Die dem Kreis gehörenden Straßen und Radwege auf dem Gebiet der Stadt Hanau werden vom Kreis zum Stichtag der Auskreisung an die Stadt Hanau übergeben. Bis dahin trägt der Kreis die Kosten für die Unterhaltung der Straßen, soweit diese nicht ohnehin bereits der Stadt obliegen.
Der Kreis zahlt der Stadt Hanau auf Basis entsprechender Bundesregelungen einmalig 450.000 € für die Ablösung der Unterhaltspflicht.
 
Straßen / Limesbrücke

Übergeben wird der Stadt Hanau auch die Limesbrücke im Hanauer Stadtteil Klein-Auheim. Die Straßenbaulast liegt damit zukünftig in der Hand der Stadt Hanau. Der Main-Kinzig-Kreis zahlt für die zukünftig notwendigen Instandsetzungsarbeiten der Stadt Hanau einmalig einen Betrag in Höhe von 2,2 Mio. € und wird sich künftig mit 50,2 % an den notwendigen jährlichen Unterhaltungskosten beteiligen.
 
Vermittlungsausschuss

Für eventuelle Streitfälle, die sich aus der Umsetzung des Vertrages ergeben, wird ein Vermittlungsausschuss gebildet. Ihm gehören der Oberbürgermeister und der Landrat oder je ein hauptamtliches Mitglied von Kreisausschuss und Magistrat, sowie ein Vertreter oder eine Vertreterin des Hessischen Landkreistages und des Hessischen Städtetages an.
Zielsetzung des Ausschusses ist es, bei Streitigkeiten interessengerechte und faire Lösungen zu erarbeiten.
 
Vermögen

Soweit im Grenzänderungsvertrag  nicht anders geregelt, gibt es keine Übertragung von aktiven und passiven Vermögenswerten von einer Gebietskörperschaft zur anderen. Das gilt zum Beispiel für die Beteiligungen an der Sparkasse Hanau, die Mitgliedschaft in Zweckverbänden und anderen Körperschaften des öffentlichen Rechts, in Vereinen und Verbänden sowie die damit verbundenen Rechte und Pflichten. Es gibt keine Übertragungen von Schuldverhältnissen gegenüber Dritten oder Zahlungsverpflichtungen, die gegenüber Dritten bestehen.
 
Zukunftsfonds

Unmittelbar nach Abschluss des Grenzänderungsvertrag werden die Stadt Hanau und der Main-Kinzig-Kreis Maßnahmen unternehmen, um eine geeignete Organisation, z.
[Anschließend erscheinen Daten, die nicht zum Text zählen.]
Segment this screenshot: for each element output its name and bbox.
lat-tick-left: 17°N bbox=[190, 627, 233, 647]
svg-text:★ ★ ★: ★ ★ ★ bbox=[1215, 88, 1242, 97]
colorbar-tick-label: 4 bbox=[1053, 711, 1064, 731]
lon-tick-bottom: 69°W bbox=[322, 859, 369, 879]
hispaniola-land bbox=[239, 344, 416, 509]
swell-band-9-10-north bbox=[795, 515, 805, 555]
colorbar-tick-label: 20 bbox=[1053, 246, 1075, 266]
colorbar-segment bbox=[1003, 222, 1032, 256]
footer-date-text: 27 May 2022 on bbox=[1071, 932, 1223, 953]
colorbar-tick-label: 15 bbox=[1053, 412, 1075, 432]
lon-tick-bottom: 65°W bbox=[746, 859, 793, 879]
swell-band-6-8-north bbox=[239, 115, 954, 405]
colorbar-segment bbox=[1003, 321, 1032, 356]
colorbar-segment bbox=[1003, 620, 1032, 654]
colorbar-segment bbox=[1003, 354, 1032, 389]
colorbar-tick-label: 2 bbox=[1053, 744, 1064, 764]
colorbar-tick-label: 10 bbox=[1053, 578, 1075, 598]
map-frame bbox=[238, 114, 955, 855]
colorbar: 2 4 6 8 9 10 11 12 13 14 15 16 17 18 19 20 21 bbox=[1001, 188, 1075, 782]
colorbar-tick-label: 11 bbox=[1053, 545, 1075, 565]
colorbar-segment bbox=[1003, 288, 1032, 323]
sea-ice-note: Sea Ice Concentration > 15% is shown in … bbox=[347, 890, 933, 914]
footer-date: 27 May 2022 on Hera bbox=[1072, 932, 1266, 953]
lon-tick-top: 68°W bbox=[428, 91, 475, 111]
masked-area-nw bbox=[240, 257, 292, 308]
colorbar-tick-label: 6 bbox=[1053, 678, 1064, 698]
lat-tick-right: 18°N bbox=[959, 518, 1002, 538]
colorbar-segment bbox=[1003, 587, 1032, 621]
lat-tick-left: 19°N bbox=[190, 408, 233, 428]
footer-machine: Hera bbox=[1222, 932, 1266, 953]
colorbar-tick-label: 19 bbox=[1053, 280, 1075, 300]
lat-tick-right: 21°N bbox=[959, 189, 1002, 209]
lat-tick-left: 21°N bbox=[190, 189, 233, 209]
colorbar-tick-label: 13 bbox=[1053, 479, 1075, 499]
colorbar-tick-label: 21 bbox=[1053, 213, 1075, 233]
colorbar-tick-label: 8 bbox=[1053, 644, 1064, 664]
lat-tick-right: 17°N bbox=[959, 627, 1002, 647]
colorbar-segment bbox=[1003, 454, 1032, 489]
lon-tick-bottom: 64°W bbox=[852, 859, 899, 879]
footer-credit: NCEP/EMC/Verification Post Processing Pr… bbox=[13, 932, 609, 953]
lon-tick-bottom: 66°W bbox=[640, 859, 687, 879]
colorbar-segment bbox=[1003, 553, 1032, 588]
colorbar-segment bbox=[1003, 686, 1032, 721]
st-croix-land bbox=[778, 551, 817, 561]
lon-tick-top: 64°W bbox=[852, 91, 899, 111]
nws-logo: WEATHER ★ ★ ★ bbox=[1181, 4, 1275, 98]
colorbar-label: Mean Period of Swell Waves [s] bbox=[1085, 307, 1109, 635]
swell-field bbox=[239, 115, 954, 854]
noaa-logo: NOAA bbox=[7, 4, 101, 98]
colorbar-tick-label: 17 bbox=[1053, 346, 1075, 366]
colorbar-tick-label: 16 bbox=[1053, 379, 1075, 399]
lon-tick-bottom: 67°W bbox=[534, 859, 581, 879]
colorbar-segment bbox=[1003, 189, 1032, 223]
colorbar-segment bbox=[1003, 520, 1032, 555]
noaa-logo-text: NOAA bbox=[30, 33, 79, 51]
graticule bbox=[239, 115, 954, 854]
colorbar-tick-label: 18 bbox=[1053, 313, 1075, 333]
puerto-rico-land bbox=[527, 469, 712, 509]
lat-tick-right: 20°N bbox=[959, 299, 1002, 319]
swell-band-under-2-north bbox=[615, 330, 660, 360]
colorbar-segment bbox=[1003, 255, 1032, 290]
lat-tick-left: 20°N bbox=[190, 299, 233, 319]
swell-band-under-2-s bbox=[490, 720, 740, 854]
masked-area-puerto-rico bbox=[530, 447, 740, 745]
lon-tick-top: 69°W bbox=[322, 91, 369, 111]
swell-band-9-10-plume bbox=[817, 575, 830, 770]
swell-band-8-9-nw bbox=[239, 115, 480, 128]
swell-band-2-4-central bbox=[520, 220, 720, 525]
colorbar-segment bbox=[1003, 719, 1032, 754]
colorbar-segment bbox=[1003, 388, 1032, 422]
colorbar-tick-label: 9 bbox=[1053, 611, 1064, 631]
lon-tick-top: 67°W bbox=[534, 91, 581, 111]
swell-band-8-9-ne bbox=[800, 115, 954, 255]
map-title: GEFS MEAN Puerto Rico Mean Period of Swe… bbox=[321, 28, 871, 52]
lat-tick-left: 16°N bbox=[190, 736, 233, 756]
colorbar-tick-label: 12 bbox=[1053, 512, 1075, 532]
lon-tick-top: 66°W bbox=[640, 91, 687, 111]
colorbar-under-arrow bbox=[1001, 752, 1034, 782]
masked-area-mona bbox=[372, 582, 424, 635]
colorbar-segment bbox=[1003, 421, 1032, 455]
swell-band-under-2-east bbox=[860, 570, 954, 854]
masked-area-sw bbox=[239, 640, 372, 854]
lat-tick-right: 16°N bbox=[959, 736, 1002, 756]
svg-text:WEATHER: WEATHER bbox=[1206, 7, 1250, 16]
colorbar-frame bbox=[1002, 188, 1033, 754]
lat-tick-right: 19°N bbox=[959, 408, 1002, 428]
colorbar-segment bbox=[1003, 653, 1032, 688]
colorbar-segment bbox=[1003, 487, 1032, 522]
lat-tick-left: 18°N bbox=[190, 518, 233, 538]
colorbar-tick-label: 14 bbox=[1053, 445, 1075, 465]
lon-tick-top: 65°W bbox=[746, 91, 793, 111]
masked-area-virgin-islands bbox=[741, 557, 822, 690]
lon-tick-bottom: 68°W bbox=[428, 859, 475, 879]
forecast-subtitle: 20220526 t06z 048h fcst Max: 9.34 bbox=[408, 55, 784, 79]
B. Stiftung, zu errichten, die gemeinsame Zukunftsprojekte im Bereich “Erneuerbare Energien/Klimaschutz” und “Transformation der Wirtschafts- und Arbeitswelt” fördert. Denkbar sind in diesem Rahmen auch Anschubfinanzierungen für entsprechende Start-Up-Unternehmen. Zur Finanzierung des Zukunftsfonds stellen der Main-Kinzig-Kreis und die Stadt Hanau ab dem Jahr 2026 jeweils jährlich 1 Mio. Euro aus dem Haushalt zur Verfügung. 
 
Zulassungsstelle

Die Stadt Hanau gestattet dem Main-Kinzig-Kreis im Interesse einer bürgernahen Versorgung weiterhin den Betrieb einer Kfz-Zulassungsstelle im Stadtgebiet.
 

Die weiteren, nicht separat aufgeführten Aufgaben und Zuständigkeiten einer kreisfreien Kommune, bedurften keiner gesonderten vertraglichen Regelung. Sie gehen mit dem Eintritt in die Kreisfreiheit ab dem 1. Januar 2026 vollumfänglich in die Verantwortung der Stadt Hanau über.